Extra stuff. We did bowling, swimming, art classes, karatame, horses. All kinds of stuff

I know much more now to be more successful at it

Btw. It was NOT a total flop
 

Earth Wind and Fire

Well-Known Member
Site Supporter
Did it for several years

Keep school hours - school hours

Remember to educate w grace. We especially I were poor at this

Set expectations of excellence

You must keep them under moderate pressure for success

Don’t forget Bible

Don’t forget grace

Extra stuff. We did bowling, swimming, art classes, karatame, horses. All kinds of stuff

I know much more now to be more successful at it

Btw. It was NOT a total flop
 

Van

Well-Known Member
Site Supporter
One of my kids, now middle aged, home schools not only his families kids, but others also associated to a charter school program. So they get some socialization when in the home, but also during the public school funded classes and outings. Both of the two oldest have received certificates indicating proficiency at the two year college level. But the needed level of involvement by their parents was near total.

Best wishes, as the goal of the government schools, now controlled by the Marxists via the Teachers Unions, seems to be to destroy proficiency and end the American dream.
 
We have considered homeschooling from time to time, but feel like the lack of daily socialization would be a big set-back.
The socialization meme is a tired and highly overrated refrain. It's a misdirect, a deflection, a slide to keep yours entangled with an ungodly system - so they will perform as compliant worker bees for that system. Truth be told, there is very little in the way of healthy "socialization" to be had in public schools.

Who has experiences on this topic? The other issue would be trying to separate the family life from the school life, it seems like it would be hard to create that division, kind of like the difficulty I experience with working from home. How do set that up right?
I have three home birthed and home schooled daughters (ages 16, 19, 22) - unpapered, uninjected. They learned to read using a Bible. Public school requires a separation, while with God's way there is no separation. My daughters are wise and stand above their peers.

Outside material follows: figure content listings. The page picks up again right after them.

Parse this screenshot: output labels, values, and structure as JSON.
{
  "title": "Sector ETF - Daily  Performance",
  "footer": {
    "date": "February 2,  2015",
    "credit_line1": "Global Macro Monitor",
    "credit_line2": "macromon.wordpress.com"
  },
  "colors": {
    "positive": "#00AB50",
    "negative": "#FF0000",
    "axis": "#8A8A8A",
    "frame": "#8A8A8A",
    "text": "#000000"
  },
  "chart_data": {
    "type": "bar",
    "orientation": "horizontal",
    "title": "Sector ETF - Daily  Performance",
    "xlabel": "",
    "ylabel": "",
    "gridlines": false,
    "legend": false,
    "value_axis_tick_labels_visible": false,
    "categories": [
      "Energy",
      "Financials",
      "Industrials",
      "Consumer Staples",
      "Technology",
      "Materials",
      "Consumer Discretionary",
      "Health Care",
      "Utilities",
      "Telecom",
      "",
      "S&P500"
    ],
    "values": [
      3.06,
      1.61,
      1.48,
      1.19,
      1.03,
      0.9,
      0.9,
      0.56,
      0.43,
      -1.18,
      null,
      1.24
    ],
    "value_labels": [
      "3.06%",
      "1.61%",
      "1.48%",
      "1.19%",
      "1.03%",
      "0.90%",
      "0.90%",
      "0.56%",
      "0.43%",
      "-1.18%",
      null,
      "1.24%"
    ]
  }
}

My advice on this (e.g. working at home), is to include your offspring in all that you do, to the extent that you are able. They will rise to your level faster than you can believe. Even assumed "silent time," when we men feel guilty for not doing some-thing, is very valuable and further develops their character. Also, keep them away from the wireless addictions while they stay in league with their parents who are continually exhibiting the godly role modeling they deserve and crave. Remember, to your children, you are God for this season. Behave accordingly and they will follow suit with their future families.

You are "educating" them not for a Caesarian credential in the worldly system, but for a crown in God's honor.